The capital shortage at Commerzbank is apparently much larger than previously believed. The major German lender needs around €6 billion ($7.7 billion), daily Die Welt reported on Wednesday. Until now, the European Banking Authority (EBA) regulatory body had estimated the shortfall at €5.3 billion.
But that isn't the only bad news for Commerzbank -- ratings agency Moody's has said it may downgrade the bank's creditworthiness because of its exposure to troubled real estate lender Eurohypo.
According to Die Welt, the need for the extra funds is due to the ongoing negotiations for a debt 'haircut' for Greece. Germany's second-largest bank held Greek bonds worth €1.4 billion at the end of the third quarter last year, even though it had written off 50 percent of them in 2011.
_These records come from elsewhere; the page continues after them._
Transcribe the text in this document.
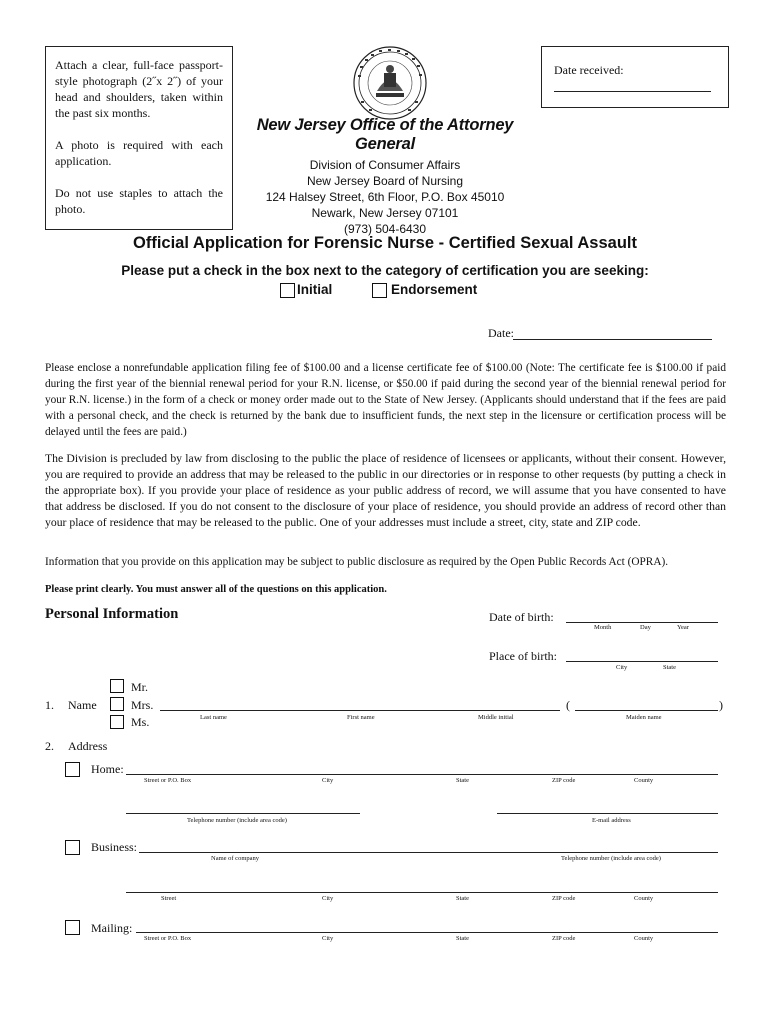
Attach a clear, full-face passport-style photograph (2˝x 2˝) of your head and shoulders, taken within the past six months.

A photo is required with each application.

Do not use staples to attach the photo.

Date received:
New Jersey Office of the Attorney General
Division of Consumer Affairs
New Jersey Board of Nursing
124 Halsey Street, 6th Floor, P.O. Box 45010
Newark, New Jersey 07101
(973) 504-6430
Official Application for Forensic Nurse - Certified Sexual Assault
Please put a check in the box next to the category of certification you are seeking:
Initial	Endorsement
Date:
Please enclose a nonrefundable application filing fee of $100.00 and a license certificate fee of $100.00 (Note: The certificate fee is $100.00 if paid during the first year of the biennial renewal period for your R.N. license, or $50.00 if paid during the second year of the biennial renewal period for your R.N. license.) in the form of a check or money order made out to the State of New Jersey. (Applicants should understand that if the fees are paid with a personal check, and the check is returned by the bank due to insufficient funds, the next step in the licensure or certification process will be delayed until the fees are paid.)
The Division is precluded by law from disclosing to the public the place of residence of licensees or applicants, without their consent. However, you are required to provide an address that may be released to the public in our directories or in response to other requests (by putting a check in the appropriate box). If you provide your place of residence as your public address of record, we will assume that you have consented to have that address be disclosed. If you do not consent to the disclosure of your place of residence, you should provide an address of record other than your place of residence that may be released to the public. One of your addresses must include a street, city, state and ZIP code.
Information that you provide on this application may be subject to public disclosure as required by the Open Public Records Act (OPRA).
Please print clearly. You must answer all of the questions on this application.
Personal Information	Date of birth:
Month	Day	Year
Place of birth:
City	State
Mr.
Mrs.
Ms.
1. Name	(	)
Last name	First name	Middle initial	Maiden name
2. Address
Home:
Street or P.O. Box	City	State	ZIP code	County
Telephone number (include area code)	E-mail address
Business:
Name of company	Telephone number (include area code)
Street	City	State	ZIP code	County
Mailing:
Street or P.O. Box	City	State	ZIP code	County
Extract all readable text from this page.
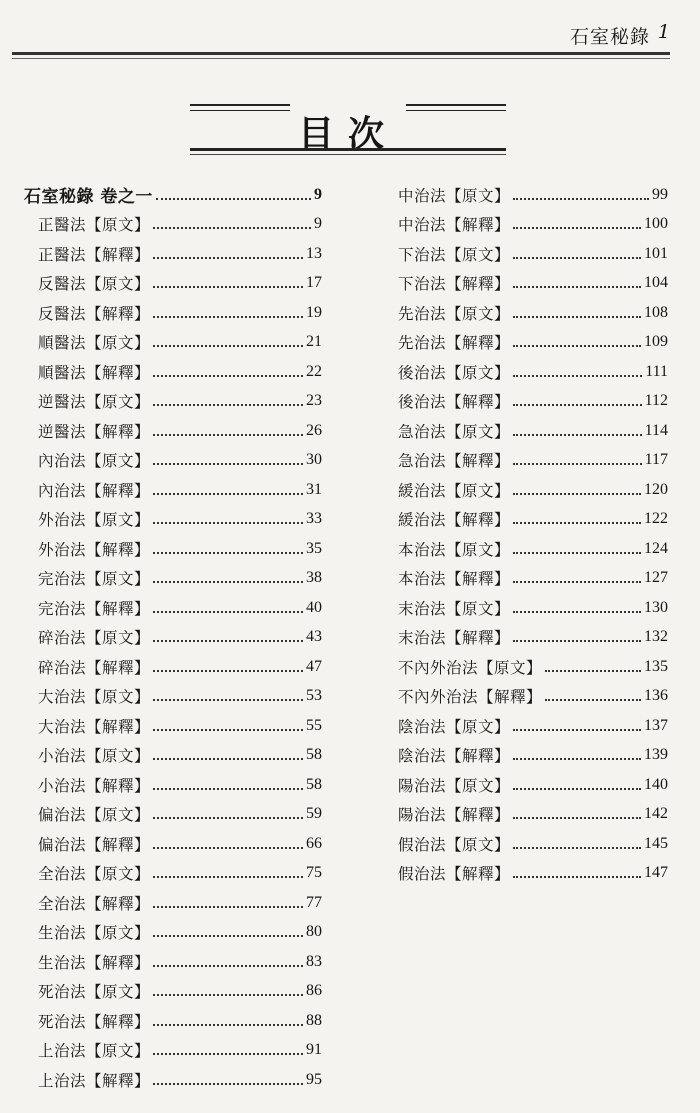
石室秘錄 1
目次
石室秘錄 卷之一	9
正醫法【原文】	9
正醫法【解釋】	13
反醫法【原文】	17
反醫法【解釋】	19
順醫法【原文】	21
順醫法【解釋】	22
逆醫法【原文】	23
逆醫法【解釋】	26
內治法【原文】	30
內治法【解釋】	31
外治法【原文】	33
外治法【解釋】	35
完治法【原文】	38
完治法【解釋】	40
碎治法【原文】	43
碎治法【解釋】	47
大治法【原文】	53
大治法【解釋】	55
小治法【原文】	58
小治法【解釋】	58
偏治法【原文】	59
偏治法【解釋】	66
全治法【原文】	75
全治法【解釋】	77
生治法【原文】	80
生治法【解釋】	83
死治法【原文】	86
死治法【解釋】	88
上治法【原文】	91
上治法【解釋】	95
中治法【原文】	99
中治法【解釋】	100
下治法【原文】	101
下治法【解釋】	104
先治法【原文】	108
先治法【解釋】	109
後治法【原文】	111
後治法【解釋】	112
急治法【原文】	114
急治法【解釋】	117
緩治法【原文】	120
緩治法【解釋】	122
本治法【原文】	124
本治法【解釋】	127
末治法【原文】	130
末治法【解釋】	132
不內外治法【原文】	135
不內外治法【解釋】	136
陰治法【原文】	137
陰治法【解釋】	139
陽治法【原文】	140
陽治法【解釋】	142
假治法【原文】	145
假治法【解釋】	147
That writedown may no longer be enough, however, as an even higher debt cut has reportedly been proposed in the negotiations between Greece and private creditors.
Such a debt write-off is apparently close to becoming a reality for Commerzbank, which is already working hard to find a solution to its huge capital gap. Banks must report their capital needs identified in stress tests to the EBA this Friday, while Commerzbank must obtain the necessary money by the end of June this year, otherwise it faces compulsory nationalization. The German government already holds 25 percent plus one share of the company.
Employees To Exchange Bonuses for Shares
Commerzbank is understandably keen to avoid this eventuality -- and reportedly has a good chance of doing so. According to the article, the bank will be able provide the needed capital by itself. Some €250 million will be accounted for by employees with the bank, which intends to offer some workers outside of the investment sector the chance to swap their bonuses for shares.
Among other things, the bank may also consider selling its 15 percent stake in Russian lender Promsvyazbank. Such a move would increase Commerzbank's capital by €200-300 million.
But Moody's is much more pessimistic about the bank's outlook. The ratings agency believes Commerzbank may still need external help to support Eurohypo, which Moody's said was fragile thanks to possible further credit losses related to Greece, a reliance on its parent bank for funding and the impact of regulatory changes.
"Given its inadequate economic capital and lack of market access of unsecured long-term funds, Moody's believes that Eurohypo -- as a stand-alone bank -- could not weather a further weakening of the yet-unresolved euro area debt crisis," the agency said.
Moody's has downgraded the stand-alone bank financial strength ratings of Commerzbank from C to D+, and of Eurohypo from D- to E+, and has threatened to cut Commerzbank's senior debt and deposit rating which is currently at A2.
According to the Frankfurter Allgemeine Zeitung, Commerzbank is now planning to wind up most of Eurohypo and integrate the remainder. A sale of Germany's biggest state and real estate financier would be off the table. But it would not have access to new state aid for the large-scale winding up of Eurohypo, which has assets worth around €200 billion. The plan must also be approved by the European Commission. Commerzbank has undertaken negotiations to that effect, but progress has been slow.